Аникин как старший идет впереди. Вот он наклоняется и молча показывает рукой на обрыв. Чернеет неглубокая свежая лунка — след падения мины.
Разыскиваю отброшенные в стороны концы провода. Соединяю их по всем правилам — «восьмеркой». Дотрагиваюсь кончиком языка к оголенному сростку, так делают все связисты, и чувствую легкое покалывание. Есть ток! Аккуратно обматываю провод изоляционной лентой… Вызываю батальон, вслед за ним полк. Полный порядок. Слышимость нормальная.
Я доволен: связь восстановлена. А надолго ли? Эх, хорошо бы хоть один денек прожить спокойно! Хоть один день не мчаться сломя голову на линию. Да где уж там! Не жить нам спокойно, пока не разобьем проклятых фашистов…

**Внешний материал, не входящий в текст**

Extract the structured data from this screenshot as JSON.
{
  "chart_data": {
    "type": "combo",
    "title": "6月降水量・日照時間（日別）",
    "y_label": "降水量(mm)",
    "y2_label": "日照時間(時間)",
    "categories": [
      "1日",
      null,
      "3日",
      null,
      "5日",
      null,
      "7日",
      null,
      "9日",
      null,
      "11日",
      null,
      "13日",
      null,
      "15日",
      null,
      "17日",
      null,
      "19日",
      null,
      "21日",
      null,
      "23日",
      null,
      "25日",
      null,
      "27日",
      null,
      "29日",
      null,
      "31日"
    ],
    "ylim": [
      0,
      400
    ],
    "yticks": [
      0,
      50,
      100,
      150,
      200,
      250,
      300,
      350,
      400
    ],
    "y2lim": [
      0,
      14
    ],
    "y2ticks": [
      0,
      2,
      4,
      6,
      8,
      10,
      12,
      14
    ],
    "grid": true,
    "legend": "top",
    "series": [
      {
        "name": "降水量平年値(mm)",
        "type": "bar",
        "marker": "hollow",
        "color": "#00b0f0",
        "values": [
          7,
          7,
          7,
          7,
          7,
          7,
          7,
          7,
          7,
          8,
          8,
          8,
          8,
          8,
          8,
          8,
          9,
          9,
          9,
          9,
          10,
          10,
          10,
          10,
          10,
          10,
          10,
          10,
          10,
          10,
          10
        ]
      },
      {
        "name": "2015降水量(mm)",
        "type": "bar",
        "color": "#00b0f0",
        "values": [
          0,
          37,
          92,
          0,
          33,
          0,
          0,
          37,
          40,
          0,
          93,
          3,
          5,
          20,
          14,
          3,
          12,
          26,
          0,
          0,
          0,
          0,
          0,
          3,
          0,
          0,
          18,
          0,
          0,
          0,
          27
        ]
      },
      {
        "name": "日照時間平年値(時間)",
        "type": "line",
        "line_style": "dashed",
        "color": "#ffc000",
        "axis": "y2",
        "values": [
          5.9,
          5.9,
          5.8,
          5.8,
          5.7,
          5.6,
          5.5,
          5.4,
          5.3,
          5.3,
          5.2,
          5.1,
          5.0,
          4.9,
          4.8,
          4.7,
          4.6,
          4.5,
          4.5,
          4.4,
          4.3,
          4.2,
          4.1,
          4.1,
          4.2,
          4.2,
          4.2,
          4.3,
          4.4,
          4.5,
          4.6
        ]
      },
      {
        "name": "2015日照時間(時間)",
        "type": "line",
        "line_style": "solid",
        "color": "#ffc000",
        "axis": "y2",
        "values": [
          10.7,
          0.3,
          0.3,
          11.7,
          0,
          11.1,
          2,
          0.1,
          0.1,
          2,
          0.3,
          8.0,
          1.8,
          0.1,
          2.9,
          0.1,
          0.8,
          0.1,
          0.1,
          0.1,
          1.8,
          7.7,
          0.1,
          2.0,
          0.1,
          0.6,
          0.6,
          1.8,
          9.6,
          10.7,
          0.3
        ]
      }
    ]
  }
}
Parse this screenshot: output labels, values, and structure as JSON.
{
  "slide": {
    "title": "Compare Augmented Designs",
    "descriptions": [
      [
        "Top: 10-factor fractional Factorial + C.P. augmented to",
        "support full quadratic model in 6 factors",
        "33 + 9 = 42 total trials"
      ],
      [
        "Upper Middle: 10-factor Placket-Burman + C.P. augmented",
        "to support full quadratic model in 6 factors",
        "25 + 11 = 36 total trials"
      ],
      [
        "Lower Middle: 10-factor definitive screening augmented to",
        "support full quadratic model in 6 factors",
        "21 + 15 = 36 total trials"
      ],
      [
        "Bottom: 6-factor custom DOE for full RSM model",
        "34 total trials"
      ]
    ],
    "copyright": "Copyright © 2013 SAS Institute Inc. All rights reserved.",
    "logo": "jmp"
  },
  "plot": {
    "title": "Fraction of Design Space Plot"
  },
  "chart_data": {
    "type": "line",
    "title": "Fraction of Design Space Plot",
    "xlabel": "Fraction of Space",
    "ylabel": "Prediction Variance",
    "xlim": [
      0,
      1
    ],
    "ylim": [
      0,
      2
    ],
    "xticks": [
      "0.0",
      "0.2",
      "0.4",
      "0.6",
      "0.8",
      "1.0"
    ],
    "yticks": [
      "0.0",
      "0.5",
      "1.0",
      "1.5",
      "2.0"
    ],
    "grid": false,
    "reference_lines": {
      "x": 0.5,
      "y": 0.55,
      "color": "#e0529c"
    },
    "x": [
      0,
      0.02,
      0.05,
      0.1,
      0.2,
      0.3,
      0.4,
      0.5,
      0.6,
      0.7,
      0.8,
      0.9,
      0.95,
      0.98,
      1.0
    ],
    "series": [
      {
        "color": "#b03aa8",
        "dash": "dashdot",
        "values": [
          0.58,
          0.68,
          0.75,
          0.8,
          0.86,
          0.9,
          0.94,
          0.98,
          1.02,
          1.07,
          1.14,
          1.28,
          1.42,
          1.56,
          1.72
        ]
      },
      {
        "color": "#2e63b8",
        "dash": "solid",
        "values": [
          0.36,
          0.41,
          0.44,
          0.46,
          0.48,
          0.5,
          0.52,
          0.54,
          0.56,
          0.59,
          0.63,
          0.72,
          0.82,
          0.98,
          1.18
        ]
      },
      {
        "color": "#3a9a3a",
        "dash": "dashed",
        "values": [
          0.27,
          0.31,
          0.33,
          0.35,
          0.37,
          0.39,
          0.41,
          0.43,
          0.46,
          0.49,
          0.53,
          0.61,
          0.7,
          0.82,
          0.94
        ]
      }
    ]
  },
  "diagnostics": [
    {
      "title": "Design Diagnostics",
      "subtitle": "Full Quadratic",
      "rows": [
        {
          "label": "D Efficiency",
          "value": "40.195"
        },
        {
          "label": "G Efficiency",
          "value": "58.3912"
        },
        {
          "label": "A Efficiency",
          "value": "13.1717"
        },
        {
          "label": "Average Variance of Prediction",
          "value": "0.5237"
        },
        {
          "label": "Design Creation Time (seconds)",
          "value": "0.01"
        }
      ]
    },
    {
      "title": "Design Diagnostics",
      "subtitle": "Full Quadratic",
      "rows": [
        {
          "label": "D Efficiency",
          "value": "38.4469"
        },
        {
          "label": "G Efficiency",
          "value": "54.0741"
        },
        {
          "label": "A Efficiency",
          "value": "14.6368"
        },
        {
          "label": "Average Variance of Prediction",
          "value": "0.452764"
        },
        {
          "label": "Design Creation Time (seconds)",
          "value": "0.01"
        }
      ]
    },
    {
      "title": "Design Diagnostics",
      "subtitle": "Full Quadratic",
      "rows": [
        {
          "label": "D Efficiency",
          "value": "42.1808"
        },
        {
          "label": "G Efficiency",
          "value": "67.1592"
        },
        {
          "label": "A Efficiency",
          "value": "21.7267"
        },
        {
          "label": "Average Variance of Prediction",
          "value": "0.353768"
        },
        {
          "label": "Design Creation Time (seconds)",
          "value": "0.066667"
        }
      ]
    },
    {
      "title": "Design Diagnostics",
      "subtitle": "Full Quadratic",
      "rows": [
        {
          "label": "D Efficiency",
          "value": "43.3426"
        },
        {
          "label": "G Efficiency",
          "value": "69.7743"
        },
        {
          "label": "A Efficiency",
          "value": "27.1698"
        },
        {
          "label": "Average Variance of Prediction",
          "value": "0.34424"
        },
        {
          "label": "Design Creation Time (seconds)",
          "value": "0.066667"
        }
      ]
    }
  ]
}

Аникин снимает с плеча телефонный аппарат в потертом, видавшем виды брезентовом чехле, затем винтовку. Оглядывается вокруг и ложится на нагретую весенним солнцем землю, забрасывает руки за голову.
Рядом с ним сажусь и я. Тихо. Будто и нет никакой войны. Так проходит минут пять, может, десять. Уходить отсюда не хочется, но служба есть служба — подключаюсь к линии.
Бегут, бегут по проводу человеческие голоса. Командир второго стрелкового батальона, называя себя «канарейкой» (ничего не поделаешь — надо хранить военную тайну), разговаривает с «соловьем» — начальником штаба полка. Комбат просит подкинуть ему «блинчиков» и «огурчиков». Я прекрасно понимаю, что речь идет о противотанковых минах и снарядах… Потом начальник штаба напоминает комбату о каких-то списках, наградных листах…
Аникин неторопливо, со вкусом выкуривает махорочную самокрутку и поднимается. Поднимаюсь и я.
Снова Аникин, немного косолапя, идет впереди, за ним я. Неожиданно он останавливается. Куда и девалось мечтательное, задумчивое выражение его лица! Оно становится настороженным и суровым.
Он садится на корточки и подзывает меня рукой.
— Смотри!
Внимательно всматриваюсь, но ничего подозрительного не замечаю.
— Что тут, Павлуша? — спрашиваю.
Аникин молча отклоняет куст шиповника, и я невольно холодею. К малоприметной черной нитке нашего провода подсоединен немецкий двухпроводный кабель.
Хотя я без году неделя связист, но понимаю, что это означает. Снимаю с плеча винтовку и досылаю патрон в канал ствола.
Аникин осторожно вытягивает замаскированный дерном кабель. Чуть пригнувшись, идет вперед.
Кабель змеей скользит у Аникина между пальцев и приводит нас к оврагу. Густой дубняк так разросся, что сквозь путаницу ветвей едва виднеется небо. Сумрачно. Прохладно. Тянет сыростью.
Мы уже не идем, а ползем по-пластунски. Нервы напряжены. Что ждет нас за тем вон молчаливым кустом ольшаника? Не загремит ли из бурелома автоматная очередь?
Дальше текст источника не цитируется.